J’ai finalement pris parti pour la défense des Palestiniens alors que je suis tombée amoureuse du judaïsme et d’Israël à l’âge de 15 ans. J’ai toujours la passion des deux, dans tous les sens du terme passion.
Je pense que la paix se construit avec un ennemi.
Je me préserve de nombreuses images. Je refuse de lire certains discours – des deux camps. J’emmerde ceux qui utilisent le mensonge pour défendre leur cause. Je me distancie par tous les moyens possibles des haineux des 2 camps.

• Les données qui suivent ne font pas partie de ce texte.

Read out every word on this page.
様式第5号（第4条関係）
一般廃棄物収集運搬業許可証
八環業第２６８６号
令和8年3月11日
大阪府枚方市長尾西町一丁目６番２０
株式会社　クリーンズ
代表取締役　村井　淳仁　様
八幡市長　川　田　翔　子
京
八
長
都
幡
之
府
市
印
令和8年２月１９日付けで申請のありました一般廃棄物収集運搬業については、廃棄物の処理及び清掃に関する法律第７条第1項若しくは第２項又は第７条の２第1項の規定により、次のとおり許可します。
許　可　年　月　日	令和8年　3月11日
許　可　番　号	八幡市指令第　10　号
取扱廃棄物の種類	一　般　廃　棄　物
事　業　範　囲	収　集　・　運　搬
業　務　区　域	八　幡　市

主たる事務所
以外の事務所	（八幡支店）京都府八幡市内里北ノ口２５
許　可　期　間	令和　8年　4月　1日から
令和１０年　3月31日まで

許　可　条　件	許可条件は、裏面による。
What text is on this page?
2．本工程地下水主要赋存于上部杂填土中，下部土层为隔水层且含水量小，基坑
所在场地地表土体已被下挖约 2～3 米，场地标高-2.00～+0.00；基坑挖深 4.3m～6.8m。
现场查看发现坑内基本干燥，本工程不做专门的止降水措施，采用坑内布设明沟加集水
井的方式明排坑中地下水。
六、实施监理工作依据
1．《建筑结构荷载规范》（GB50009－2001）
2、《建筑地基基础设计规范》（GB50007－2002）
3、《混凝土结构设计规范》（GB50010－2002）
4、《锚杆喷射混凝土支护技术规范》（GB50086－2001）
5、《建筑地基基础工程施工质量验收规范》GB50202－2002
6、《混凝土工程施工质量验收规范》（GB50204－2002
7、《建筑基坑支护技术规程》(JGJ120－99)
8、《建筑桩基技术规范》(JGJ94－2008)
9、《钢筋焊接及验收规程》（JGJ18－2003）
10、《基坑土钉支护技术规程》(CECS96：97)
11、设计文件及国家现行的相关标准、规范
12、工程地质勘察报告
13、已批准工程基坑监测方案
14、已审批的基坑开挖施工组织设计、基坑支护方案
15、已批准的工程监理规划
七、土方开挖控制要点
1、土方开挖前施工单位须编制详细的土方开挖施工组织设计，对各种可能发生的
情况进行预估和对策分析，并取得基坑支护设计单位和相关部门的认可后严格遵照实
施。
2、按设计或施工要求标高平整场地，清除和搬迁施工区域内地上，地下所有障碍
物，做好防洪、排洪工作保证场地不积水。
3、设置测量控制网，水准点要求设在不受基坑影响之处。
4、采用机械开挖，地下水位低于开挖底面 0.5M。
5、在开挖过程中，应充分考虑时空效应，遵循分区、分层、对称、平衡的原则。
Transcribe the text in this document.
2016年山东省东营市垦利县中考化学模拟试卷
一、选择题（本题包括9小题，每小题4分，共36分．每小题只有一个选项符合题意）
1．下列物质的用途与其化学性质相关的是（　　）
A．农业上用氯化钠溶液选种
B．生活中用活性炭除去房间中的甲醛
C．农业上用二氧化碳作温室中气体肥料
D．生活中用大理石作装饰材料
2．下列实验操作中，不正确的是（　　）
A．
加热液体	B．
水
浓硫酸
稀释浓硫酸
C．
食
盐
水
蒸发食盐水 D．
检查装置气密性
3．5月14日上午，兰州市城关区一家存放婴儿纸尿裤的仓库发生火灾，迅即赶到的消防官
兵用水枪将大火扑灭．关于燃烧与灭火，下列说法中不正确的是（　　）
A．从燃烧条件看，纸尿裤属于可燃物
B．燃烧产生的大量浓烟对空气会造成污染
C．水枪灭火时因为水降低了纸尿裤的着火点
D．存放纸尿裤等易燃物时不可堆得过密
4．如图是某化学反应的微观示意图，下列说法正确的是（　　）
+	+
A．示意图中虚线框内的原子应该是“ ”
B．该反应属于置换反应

J’essaie de regarder et cultiver ce qui me charme dans les deux sociétés.
Je ne suis pas optimiste. Je ne vois pas de solution de paix avant plusieurs décennies.
Je pense que c’est d’autant plus important de rester humain quand certains (beaucoup… trop…) se deshumanisent.
Je pense à la négociation d’Abraham avec Dieu au sujet de Sodome. Je travaille à devenir à titre personnel un des justes que Dieu demande pour sauver la ville.
J’aime le Seigneur. Il y a ici un tombeau vide qui nous dit que la mort, toutes ses formes, n’a pas le dernier mot.
J’ai confiance en lui, ca nourrit mon espérance et me donne ce qu’il faut de force.
J’aurais pu ajouter : j’ai un chat.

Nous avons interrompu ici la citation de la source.